Not sure why it didn't come up in the search!
Eric
From: Michael Hoffman <[log in to unmask]>
Sent: Tuesday, June 7, 2022 11:08 AM
To: Roberts, Eric <[log in to unmask]>
Cc: Ran Zhang <[log in to unmask]>
Subject: [External] Re: Rejected posting to [log in to unmask][Bcc Bill]
Eric can you please help with this? M
Thanks! I'm cc'ing Ran, postdoc in my lab, so she knows about this. Ran, here is the preprint: https://www.biorxiv.org/content/10.1101/2020.07.28.225193v2
Michael, I am not sure which documents you are referring to.

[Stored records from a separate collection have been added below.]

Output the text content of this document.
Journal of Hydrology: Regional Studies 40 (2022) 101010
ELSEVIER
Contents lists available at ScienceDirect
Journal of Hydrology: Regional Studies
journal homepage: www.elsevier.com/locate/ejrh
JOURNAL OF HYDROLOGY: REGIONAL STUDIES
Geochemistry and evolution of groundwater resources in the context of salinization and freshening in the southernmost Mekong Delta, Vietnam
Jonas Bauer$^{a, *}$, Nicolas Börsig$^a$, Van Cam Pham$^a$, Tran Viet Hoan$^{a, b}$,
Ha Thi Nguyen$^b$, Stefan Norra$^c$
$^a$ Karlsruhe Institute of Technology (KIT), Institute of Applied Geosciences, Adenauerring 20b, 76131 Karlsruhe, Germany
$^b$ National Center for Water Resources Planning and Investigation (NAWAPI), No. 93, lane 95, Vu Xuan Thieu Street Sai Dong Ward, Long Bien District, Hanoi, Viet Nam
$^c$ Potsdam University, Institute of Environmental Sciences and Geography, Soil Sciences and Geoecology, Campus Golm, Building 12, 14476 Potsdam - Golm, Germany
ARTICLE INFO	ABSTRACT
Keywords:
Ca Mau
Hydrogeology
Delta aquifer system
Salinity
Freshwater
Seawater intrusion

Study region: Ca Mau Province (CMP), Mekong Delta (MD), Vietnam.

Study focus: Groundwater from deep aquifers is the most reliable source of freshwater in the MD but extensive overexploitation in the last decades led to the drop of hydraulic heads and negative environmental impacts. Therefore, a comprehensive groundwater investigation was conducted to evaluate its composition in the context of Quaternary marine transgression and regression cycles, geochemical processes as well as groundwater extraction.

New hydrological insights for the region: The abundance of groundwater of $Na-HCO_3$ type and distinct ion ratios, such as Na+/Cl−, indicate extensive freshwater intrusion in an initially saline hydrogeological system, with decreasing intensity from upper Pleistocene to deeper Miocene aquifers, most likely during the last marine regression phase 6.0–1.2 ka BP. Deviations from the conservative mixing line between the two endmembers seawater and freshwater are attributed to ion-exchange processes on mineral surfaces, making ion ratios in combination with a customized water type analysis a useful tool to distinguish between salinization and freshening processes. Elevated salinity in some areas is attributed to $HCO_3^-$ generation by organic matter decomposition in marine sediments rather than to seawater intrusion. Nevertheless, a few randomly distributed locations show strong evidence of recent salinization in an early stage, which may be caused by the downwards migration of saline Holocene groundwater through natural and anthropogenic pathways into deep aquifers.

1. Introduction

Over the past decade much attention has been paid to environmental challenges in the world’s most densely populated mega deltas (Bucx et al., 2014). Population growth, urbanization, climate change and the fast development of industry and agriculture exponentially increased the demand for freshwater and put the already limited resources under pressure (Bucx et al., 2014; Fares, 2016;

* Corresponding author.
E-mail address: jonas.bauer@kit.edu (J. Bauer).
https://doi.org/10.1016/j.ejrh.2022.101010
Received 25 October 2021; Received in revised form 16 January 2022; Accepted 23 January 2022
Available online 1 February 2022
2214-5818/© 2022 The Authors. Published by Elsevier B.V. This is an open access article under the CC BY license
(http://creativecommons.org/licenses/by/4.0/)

I searched the readthedocs for Segway for "reverse-world" but came up empty:
https://segway.hoffmanlab.org/doc/3.0.4/search.html?q=reverse-world&check_keywords=yes&area=default#
Can you help?
Thanks.
Bill
Yeah unfortunately if we let anyone send to it the spam is out of control.
We have a preprint on SegRNA in fact! The - - reverse-world option is what you need, should be described in the docs.Michael
Hi Michael,
I tried to figure out how to send a support message about Segway, but it seems like I can't ask a question without subscribing to the list. Is that right? Seems like a lot of overhead!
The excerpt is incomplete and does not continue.